NAOMI SIZEMORE TRAMMEL:
Well, I worked in the weave room. Percy—I didn’t know too much about weaving, so he run my looms and his looms, too, till I learned. He would. He’d run the whole thing.

ALLEN TULLOS:
So he was teaching you.

NAOMI SIZEMORE TRAMMEL:
Yeah, he was teaching me how to weave.

ALLEN TULLOS:
What kind of looms were those, do you remember?

NAOMI SIZEMORE TRAMMEL:
Well, that was just a plain old loom Poe Mill, but now, at Judson, they got fancy looms up there.

ALLEN TULLOS:
The Poe Mill ones were like a Draper looms running plain goods, plain cloth, or sheets—?

NAOMI SIZEMORE TRAMMEL:
Yeah, Draper.
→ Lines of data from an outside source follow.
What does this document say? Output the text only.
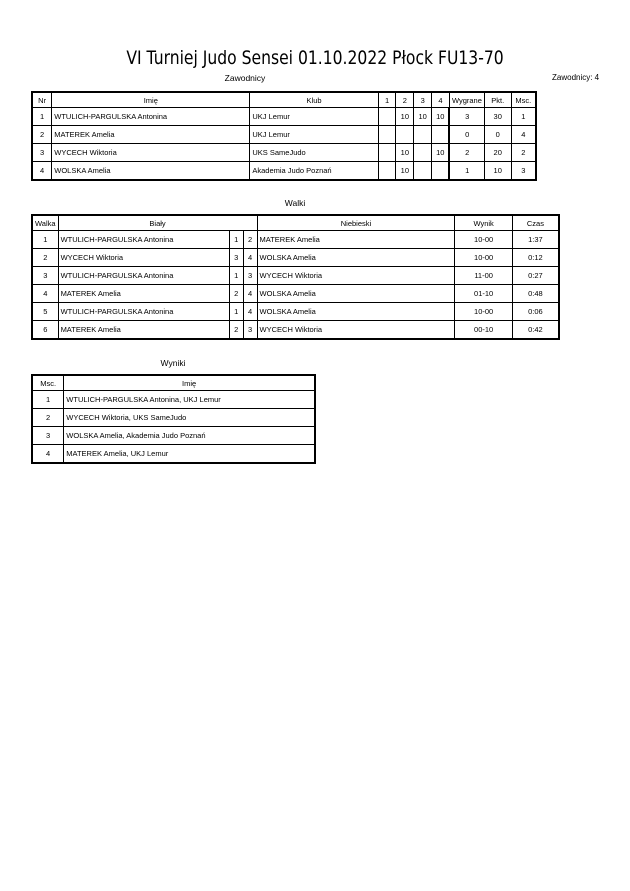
VI Turniej Judo Sensei 01.10.2022 Płock FU13-70
Zawodnicy	Zawodnicy: 4
Nr	Imię	Klub	1	2	3	4	Wygrane	Pkt.	Msc.
1	WTULICH-PARGULSKA Antonina	UKJ Lemur		10	10	10	3	30	1
2	MATEREK Amelia	UKJ Lemur					0	0	4
3	WYCECH Wiktoria	UKS SameJudo		10		10	2	20	2
4	WOLSKA Amelia	Akademia Judo Poznań		10			1	10	3
Walki
Walka	Biały			Niebieski	Wynik	Czas
1	WTULICH-PARGULSKA Antonina	1	2	MATEREK Amelia	10-00	1:37
2	WYCECH Wiktoria	3	4	WOLSKA Amelia	10-00	0:12
3	WTULICH-PARGULSKA Antonina	1	3	WYCECH Wiktoria	11-00	0:27
4	MATEREK Amelia	2	4	WOLSKA Amelia	01-10	0:48
5	WTULICH-PARGULSKA Antonina	1	4	WOLSKA Amelia	10-00	0:06
6	MATEREK Amelia	2	3	WYCECH Wiktoria	00-10	0:42
Wyniki
Msc.	Imię
1	WTULICH-PARGULSKA Antonina, UKJ Lemur
2	WYCECH Wiktoria, UKS SameJudo
3	WOLSKA Amelia, Akademia Judo Poznań
4	MATEREK Amelia, UKJ Lemur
They’re Drapers, yeah. Just plain cloth. Was easy, wasn’t but two harness. Well, now, at Judson, they got lots of harness, you know.

ALLEN TULLOS:
And how many looms were you and your husband running?

NAOMI SIZEMORE TRAMMEL:
He’d have about ten, I’d have about eight. But he’d run ‘em, till I learned. Wasn’t hard.

ALLEN TULLOS:
How were you being paid back then, by the—?

NAOMI SIZEMORE TRAMMEL:
Well, you’d get pretty good pay then. They’d just get you a check. We’d get ‘em in a week there.